Como modelo de cada ministério e apostolado na Igreja, o ministério sacerdotal não deve ser nunca concebido em termos de coisa adquirida; enquanto dom, é um dom que deve ser proclamado e repartido com os outros. Não é isto mesmo que se vê claramente nas palavras de Jesus, quando a Mãe de João e Tiago pediu que os seus filhos se sentassem à direita e à esquerda do seu reino? Os chefes das nações governam-nas como seus senhores, e os grandes exercem sobre elas o seu poder. Não seja assim, entre vós; pelo contrário, quem quiser fazer-se grande entre vós, seja vosso servo. E quem quiser ser o primeiro entre vós, seja vosso servo. Do mesmo modo, o Filho do homem não veio para ser servido, mas para servir e dar a Sua vida pelo resgate de muitos (Mt 20, 25-28).

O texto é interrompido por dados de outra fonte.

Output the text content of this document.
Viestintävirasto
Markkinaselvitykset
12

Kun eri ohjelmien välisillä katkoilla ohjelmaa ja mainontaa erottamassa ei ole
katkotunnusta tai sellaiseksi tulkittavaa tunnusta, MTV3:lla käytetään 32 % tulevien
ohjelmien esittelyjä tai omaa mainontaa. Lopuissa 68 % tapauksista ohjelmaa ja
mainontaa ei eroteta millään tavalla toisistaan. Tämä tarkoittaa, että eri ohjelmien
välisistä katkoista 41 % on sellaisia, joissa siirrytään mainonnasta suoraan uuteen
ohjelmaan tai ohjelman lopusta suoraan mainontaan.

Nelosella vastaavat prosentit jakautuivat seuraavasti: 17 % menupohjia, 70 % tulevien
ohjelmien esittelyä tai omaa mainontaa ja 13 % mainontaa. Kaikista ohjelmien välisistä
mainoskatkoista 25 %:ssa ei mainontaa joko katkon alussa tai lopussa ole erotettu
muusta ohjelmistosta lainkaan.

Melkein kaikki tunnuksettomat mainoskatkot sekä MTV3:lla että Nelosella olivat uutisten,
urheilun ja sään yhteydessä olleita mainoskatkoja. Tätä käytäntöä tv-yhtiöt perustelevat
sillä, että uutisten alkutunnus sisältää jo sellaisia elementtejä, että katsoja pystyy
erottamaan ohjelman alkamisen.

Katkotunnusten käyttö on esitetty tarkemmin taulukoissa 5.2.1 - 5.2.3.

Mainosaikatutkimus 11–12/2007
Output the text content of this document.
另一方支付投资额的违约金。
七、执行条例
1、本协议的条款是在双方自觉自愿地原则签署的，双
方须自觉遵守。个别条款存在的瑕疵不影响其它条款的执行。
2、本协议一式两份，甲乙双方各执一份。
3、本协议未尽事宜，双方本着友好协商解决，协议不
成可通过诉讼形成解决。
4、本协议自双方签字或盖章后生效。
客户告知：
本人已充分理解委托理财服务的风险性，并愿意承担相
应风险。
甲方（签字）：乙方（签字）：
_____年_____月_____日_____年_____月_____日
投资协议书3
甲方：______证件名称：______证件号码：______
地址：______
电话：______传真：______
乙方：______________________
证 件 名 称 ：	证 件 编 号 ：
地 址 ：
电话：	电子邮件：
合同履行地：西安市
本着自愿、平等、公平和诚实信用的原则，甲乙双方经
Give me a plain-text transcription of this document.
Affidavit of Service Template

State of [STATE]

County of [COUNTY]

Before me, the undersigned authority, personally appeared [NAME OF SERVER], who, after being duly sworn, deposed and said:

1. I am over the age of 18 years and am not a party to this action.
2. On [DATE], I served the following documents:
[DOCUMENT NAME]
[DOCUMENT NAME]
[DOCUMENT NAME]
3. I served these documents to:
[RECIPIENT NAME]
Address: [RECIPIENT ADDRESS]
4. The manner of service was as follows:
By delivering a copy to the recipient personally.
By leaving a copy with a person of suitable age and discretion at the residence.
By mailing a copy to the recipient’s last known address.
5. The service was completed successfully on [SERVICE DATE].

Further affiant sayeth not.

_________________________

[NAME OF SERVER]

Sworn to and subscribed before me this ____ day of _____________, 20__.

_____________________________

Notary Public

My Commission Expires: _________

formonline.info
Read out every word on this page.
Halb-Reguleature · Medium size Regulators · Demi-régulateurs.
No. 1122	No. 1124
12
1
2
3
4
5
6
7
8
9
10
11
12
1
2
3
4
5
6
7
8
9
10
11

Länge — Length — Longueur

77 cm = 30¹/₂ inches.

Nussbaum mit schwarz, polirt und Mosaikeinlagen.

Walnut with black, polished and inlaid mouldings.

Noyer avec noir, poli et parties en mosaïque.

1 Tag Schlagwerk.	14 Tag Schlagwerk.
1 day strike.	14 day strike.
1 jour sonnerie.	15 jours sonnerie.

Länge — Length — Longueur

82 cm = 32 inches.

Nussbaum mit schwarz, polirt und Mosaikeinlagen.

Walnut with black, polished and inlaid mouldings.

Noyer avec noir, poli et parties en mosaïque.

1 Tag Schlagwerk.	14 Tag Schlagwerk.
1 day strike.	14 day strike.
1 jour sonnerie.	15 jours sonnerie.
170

Assim como Jesus foi perfeitamente homem-para-os-outros, dando-se completamente sobre a Cruz, assim o sacerdote é sobretudo servo e "homem-para-os-outros" quando age in persona Christi na Eucaristia, guiando a Igreja naquela celebração em que se renova o Sacrifício da Cruz. Por isso, no quotidiano sacrifício eucarístico da Igreja, a Boa Nova que os Apóstolos foram enviados a anunciar, é pregada na sua plenitude; a obra da nossa redenção é renovada.
Com que perfeição os Padres do Concílio Vaticano II expressaram esta verdade fundamental no seu decreto sobre a vida e ministério sacerdotal: "Os outros sacramentos, como também todos os ministérios eclesiásticos e as obras de apostolado, estão estreitamente unidos à Sagrada Eucaristia e para ela são orientados... Por isso a Eucaristia apresenta-se como fonte e ponto culminante de toda a evangelização" (Presbyterorum Ordinis, 5). Na celebração da Eucaristia nós, sacerdotes, estamos precisamente no coração do nosso ministério de serviço, ao "prodigar ao rebanho de Deus um cuidado de pastor". Todos os nossos esforços pastorais são incompletos enquanto o nosso povo não for guiado até à plena e activa participação no Sacrifício Eucarístico.
4. Recordamos como Jesus chamou os Doze como seus companheiros. O chamamento ao serviço sacerdotal inclui o convite a uma particular intimidade com Cristo. A experiência, vivida pelos sacerdotes em cada geração, levou-os a descobrir nas próprias vidas e no próprio ministério a absoluta centralidade da própria união pessoal com Jesus, o serem seus companheiros. Ninguém pode, com efeito, levar aos outros a Boa Nova de Jesus se, primeiramente, não se fez seu constante companheiro através da oração pessoal, se não aprendeu de Cristo o mistério que deve anunciar.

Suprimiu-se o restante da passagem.